The company's concentration profile is dominated by two large, structurally linked exposures in property type and anchor quality. A high share — 95.0% of annualized base rent — is generated from grocery-anchored shopping centers, and within that already-concentrated pool, 83.3% of annualized base rent comes from centers anchored by the number one or number two grocer by sales within their respective trade area. Both exposures are structural: they reflect a deliberate portfolio strategy rather than an inadvertent customer dependency, and the logic is that necessity-based grocery traffic provides a durable demand floor through economic cycles. The implication is that the investment case is tightly tied to the health of the grocery anchor model. A structural shift in grocery shopping behavior — accelerating e-commerce penetration of fresh food, format obsolescence, or financial stress among major grocery chains — would affect the bulk of the portfolio simultaneously rather than idiosyncratically. The anchor-quality filter (number one or two by sales within trade area) partially mitigates this by selecting for operators with demonstrated local market share. Geographic concentration at the state level is small: Florida accounts for 12.3% and California for 10.5% of annualized base rent, low-share exposures by disclosed size. Together these two states represent modest incremental tail-risk from regulatory or natural-catastrophe events but do not meaningfully compound the dominant property-type and anchor concentration already described.

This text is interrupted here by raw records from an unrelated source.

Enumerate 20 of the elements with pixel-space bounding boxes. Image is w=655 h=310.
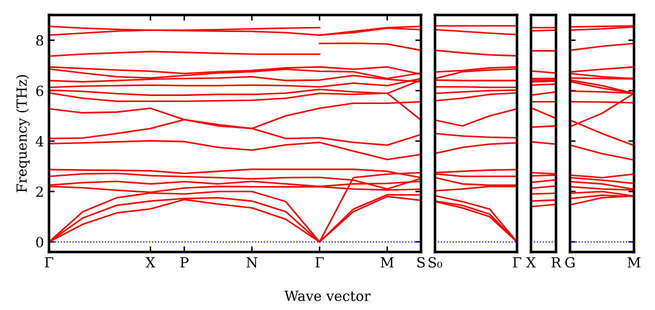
x-tick-label: N [246,257,258,268]
x-tick-label: Γ [512,257,522,268]
y-tick-label: 6 [36,86,44,96]
x-tick-label: S [417,257,425,268]
x-tick-label: X [146,257,156,268]
x-tick-label: Γ [44,257,54,268]
y-tick-label: 4 [36,136,44,146]
y-tick-label: 2 [36,186,43,197]
y-axis-title: Frequency (THz) [16,75,30,192]
x-tick-label: P [180,257,188,268]
x-tick-label: M [380,257,394,268]
y-tick-label: 8 [36,35,44,46]
x-tick-label: S₀ [428,257,442,268]
y-tick-label: 0 [36,236,44,248]
x-tick-label: X [526,257,536,268]
x-axis-title: Wave vector [284,290,371,302]
x-tick-label: Γ [315,257,324,268]
x-tick-label: R [552,257,562,268]
x-tick-label: G [565,257,574,268]
x-tick-label: M [628,257,640,268]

For the engine’s reasoning on PECO’s current verdict — including which dimensions drove the score — see the per-dimension breakdown.
| Symbol | Name | HIGH | MEDIUM | LOW | Total |
|---|---|---|---|---|---|
| PECO● | Phillips Edison & Company, Inc. | 2 | 0 | 2 | 4 |
| AKR | Acadia Realty Trust | 1 | 0 | 0 | 1 |
| BRX | Brixmor Property Group Inc. | 1 | 0 | 0 | 1 |
| EPRT | Essential Properties Realty Tru | 0 | 0 | 2 | 2 |
| ADC | Agree Realty Corporation | 0 | 0 | 1 | 1 |
| CURB | Curbline Properties Corp. | 0 | 0 | 0 | 0 |
Concentration counts reflect items disclosed in each peer’s most recent 10-K; disclosed-size classification uses TrendMatrix’s internal 10-K extraction taxonomy.